OBJECTIVES: To determine the incidence and remission rates of self-reported HS, and to what degree these are affected by sex, smoking and BMI.
METHODS: A prospective cohort of 23,930 Danish blood donors. Information on self-reported HS, symptom-localization, sex, age, BMI and smoking status was collected at baseline and study termination. Self-reported HS fulfilled clinical obligatory diagnostic criteria. Cox proportional hazards regression analyses were conducted for both incidence and remission rates providing a hazard ratio (HR) of risk for each variable in the regression.
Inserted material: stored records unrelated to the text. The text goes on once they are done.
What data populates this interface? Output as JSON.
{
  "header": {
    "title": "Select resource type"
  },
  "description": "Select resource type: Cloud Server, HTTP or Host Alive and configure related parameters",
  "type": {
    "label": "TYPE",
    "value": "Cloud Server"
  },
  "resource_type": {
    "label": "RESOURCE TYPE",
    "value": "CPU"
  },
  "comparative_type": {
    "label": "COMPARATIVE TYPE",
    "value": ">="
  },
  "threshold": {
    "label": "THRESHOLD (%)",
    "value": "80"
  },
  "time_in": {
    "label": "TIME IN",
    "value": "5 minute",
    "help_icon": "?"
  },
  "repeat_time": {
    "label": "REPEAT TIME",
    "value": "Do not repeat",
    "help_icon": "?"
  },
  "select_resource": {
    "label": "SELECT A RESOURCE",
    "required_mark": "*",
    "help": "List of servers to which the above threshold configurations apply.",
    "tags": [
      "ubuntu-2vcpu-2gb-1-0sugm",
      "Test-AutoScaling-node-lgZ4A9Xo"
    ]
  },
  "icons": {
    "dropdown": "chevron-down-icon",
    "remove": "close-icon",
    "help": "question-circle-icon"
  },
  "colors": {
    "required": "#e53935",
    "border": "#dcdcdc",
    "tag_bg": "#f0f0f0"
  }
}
RESULTS: incidence rate of self-reported HS was 10.8/1,000 person-years (95% CI: 9.9-11.7), decreasing as a function of numbers of areas affected. Female BMI points above 25 (HR=1.11, 95% CI: 1.09-1.13), male BMI points above 25 (HR=1.07, 95% CI: 1.04-1.11) , active smoking (HR=1.72, 95% CI: 1.15-2.57), male sex (HR=0.55, 95% CI: 0.45-0.67) and years of age above 25 (HR=0.97, 95% CI: 0.96-0.97) were all statistically associated with the development of self-reported HS. Remission rate of self-reported HS was 256.7/1,000 person-years (95% CI: 223.9-292.6), decreasing as a function of numbers of affected areas. Symptoms in ≥3 areas (HR=0.54, 95% CI: 0.34-0.85), active smoking (HR=0.49, 95% CI: 0.32-0.76) and female weight loss (every percentage drop in BMI: HR=1.07, 95%CI: 1.05-1.11) all significantly affected the remission rate.
CONCLUSIONS: Both incidence and remission rates of self-reported HS are high, indicating that many with self-reported HS are unlikely to be diagnosed, as they to a higher degree experience mild transient HS symptoms.